Increased brainstem microglia is associated with an attenuated hypercarbic ventilatory response in a rat model of neonatal opioid withdrawal syndrome

Abstract

Background Infants born with neonatal opioid withdrawal syndrome (NOWS) display abnormal respiratory patterns including tachypnea, apnea and impaired ventilatory responses to hypoxia and hypercarbia challenges. Infants with NOWS are also at an increased risk of sudden infant death syndrome (SIDS), which is associated with impairments in respiratory control and increased gliosis in key brainstem respiratory control regions including the nucleus tractus solitarius (nTS). Objective Use a rat model of neonatal opioid withdrawal syndrome to assess whether pre- and postnatal morphine exposure attenuates the ventilatory responses to hypoxia and hypercarbia challenges in the offspring and whether they are associated with increased nTS microglia expression.
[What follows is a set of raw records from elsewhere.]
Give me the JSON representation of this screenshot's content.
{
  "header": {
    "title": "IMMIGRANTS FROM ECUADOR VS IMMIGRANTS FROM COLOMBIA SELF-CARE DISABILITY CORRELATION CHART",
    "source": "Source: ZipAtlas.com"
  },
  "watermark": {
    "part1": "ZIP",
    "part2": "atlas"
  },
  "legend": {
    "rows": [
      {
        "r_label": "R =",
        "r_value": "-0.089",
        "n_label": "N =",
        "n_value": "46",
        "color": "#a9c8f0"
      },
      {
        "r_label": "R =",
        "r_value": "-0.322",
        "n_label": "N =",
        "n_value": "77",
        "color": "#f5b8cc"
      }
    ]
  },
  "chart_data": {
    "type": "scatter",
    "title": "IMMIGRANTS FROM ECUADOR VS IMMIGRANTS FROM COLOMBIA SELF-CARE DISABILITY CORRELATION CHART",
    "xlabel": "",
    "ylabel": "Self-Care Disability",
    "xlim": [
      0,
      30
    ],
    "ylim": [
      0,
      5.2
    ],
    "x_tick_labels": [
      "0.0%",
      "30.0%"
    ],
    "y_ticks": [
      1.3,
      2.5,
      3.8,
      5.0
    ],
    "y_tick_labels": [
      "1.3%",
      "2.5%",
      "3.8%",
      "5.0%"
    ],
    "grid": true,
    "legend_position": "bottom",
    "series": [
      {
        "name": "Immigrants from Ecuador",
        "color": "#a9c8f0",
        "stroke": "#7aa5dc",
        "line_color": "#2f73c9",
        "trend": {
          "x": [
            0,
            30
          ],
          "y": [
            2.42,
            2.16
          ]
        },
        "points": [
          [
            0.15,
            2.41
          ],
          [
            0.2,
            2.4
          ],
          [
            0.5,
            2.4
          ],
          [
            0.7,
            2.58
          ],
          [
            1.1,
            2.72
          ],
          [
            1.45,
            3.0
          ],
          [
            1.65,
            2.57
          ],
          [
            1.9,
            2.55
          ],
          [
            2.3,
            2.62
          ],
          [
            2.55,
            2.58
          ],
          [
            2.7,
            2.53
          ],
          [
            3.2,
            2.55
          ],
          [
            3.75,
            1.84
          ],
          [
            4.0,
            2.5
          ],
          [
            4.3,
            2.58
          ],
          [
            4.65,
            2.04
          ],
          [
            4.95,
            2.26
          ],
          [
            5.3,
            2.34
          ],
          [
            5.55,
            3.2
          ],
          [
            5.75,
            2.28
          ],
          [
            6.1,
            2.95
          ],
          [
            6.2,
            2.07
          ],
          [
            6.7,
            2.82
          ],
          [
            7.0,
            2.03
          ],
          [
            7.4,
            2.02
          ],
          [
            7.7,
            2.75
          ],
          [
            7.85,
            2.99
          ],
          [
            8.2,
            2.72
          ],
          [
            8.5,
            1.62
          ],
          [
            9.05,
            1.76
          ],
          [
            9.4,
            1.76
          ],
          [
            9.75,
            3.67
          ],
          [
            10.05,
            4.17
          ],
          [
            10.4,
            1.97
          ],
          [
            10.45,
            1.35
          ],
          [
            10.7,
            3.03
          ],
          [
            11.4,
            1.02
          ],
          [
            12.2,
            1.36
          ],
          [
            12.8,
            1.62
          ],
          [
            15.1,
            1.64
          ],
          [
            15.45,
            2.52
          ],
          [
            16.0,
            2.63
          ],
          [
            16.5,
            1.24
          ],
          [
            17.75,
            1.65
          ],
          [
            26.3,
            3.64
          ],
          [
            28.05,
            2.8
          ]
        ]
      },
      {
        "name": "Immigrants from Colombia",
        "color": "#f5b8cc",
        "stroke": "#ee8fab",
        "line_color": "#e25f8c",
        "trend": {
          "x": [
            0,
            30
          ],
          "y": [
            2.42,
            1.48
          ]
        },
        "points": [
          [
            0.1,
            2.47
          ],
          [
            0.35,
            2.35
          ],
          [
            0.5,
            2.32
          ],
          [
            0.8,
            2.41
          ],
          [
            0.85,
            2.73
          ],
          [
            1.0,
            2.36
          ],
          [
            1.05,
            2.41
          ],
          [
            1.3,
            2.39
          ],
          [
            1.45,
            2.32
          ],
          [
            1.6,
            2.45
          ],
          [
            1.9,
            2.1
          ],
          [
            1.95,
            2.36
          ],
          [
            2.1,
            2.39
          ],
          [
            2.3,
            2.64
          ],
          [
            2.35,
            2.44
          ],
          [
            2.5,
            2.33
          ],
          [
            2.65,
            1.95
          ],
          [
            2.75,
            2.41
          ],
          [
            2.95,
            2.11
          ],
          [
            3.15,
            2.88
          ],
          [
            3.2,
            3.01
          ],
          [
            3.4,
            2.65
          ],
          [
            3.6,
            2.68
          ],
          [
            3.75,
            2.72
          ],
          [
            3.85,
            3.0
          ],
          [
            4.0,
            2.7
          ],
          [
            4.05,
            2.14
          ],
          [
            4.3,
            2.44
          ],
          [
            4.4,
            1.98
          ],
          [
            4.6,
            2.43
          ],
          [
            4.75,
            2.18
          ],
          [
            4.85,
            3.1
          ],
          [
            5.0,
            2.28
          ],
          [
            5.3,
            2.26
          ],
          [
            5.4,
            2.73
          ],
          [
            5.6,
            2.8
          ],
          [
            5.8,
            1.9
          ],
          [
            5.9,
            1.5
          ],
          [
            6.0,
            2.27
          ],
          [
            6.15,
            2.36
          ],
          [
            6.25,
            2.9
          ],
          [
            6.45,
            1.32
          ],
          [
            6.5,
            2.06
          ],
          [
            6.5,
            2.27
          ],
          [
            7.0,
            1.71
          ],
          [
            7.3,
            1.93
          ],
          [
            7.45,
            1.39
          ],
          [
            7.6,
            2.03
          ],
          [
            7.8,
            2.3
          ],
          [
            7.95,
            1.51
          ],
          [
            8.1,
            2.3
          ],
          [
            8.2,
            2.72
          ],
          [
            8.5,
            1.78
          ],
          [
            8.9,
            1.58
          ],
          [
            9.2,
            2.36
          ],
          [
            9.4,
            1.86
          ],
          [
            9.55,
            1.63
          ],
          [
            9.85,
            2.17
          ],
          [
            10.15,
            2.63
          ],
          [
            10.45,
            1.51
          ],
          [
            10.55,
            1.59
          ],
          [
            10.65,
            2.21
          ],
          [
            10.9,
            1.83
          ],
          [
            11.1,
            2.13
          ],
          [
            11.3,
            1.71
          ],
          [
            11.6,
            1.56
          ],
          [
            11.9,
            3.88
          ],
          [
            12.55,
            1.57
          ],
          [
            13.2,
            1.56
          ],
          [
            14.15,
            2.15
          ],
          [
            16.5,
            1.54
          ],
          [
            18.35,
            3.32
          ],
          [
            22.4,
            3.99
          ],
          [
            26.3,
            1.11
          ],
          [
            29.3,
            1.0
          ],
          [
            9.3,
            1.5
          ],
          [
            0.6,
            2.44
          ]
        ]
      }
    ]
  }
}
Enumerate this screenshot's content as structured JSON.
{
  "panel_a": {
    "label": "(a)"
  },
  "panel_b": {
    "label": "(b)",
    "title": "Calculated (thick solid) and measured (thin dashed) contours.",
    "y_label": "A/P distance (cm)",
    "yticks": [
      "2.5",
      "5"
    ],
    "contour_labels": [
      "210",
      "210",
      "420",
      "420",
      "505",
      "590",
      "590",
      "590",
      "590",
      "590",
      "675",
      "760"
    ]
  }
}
Design/Methods Pregnant female rats (dams) received twice-daily subcutaneous injections of morphine (5mg/kg) during the third (last) week of pregnancy to simulate 3rd trimester in utero opioid exposure. After birth, the pups received once-daily subcutaneous injections of morphine (1mg/kg), through postnatal day 10 to simulate postnatal morphine therapy. Whole-body plethysmography was used precisely 24 hours later to assess ventilatory defense responses to acute hypoxia (HVR) and hypercapnia (HCVR) challenge (5 minutes at 10% O2 and 5% CO2, respectively). Brainstems were removed to assess nTS microglia expression using immunohistochemistry and a glial (Iba-1) marker. Results Compared to saline-treated pups, morphine exposure attenuated the HCVR, but not the HVR (Fig. 1A). Morphine-exposed offspring also expressed increased number of microglia in the nTS (Fig. 1B). Conclusion The disturbances in neonatal hypercarbia challenge are associated with increased brainstem microglia expression, which could contribute to the etiology underlying the increased risk of SIDS in infants with NOWS.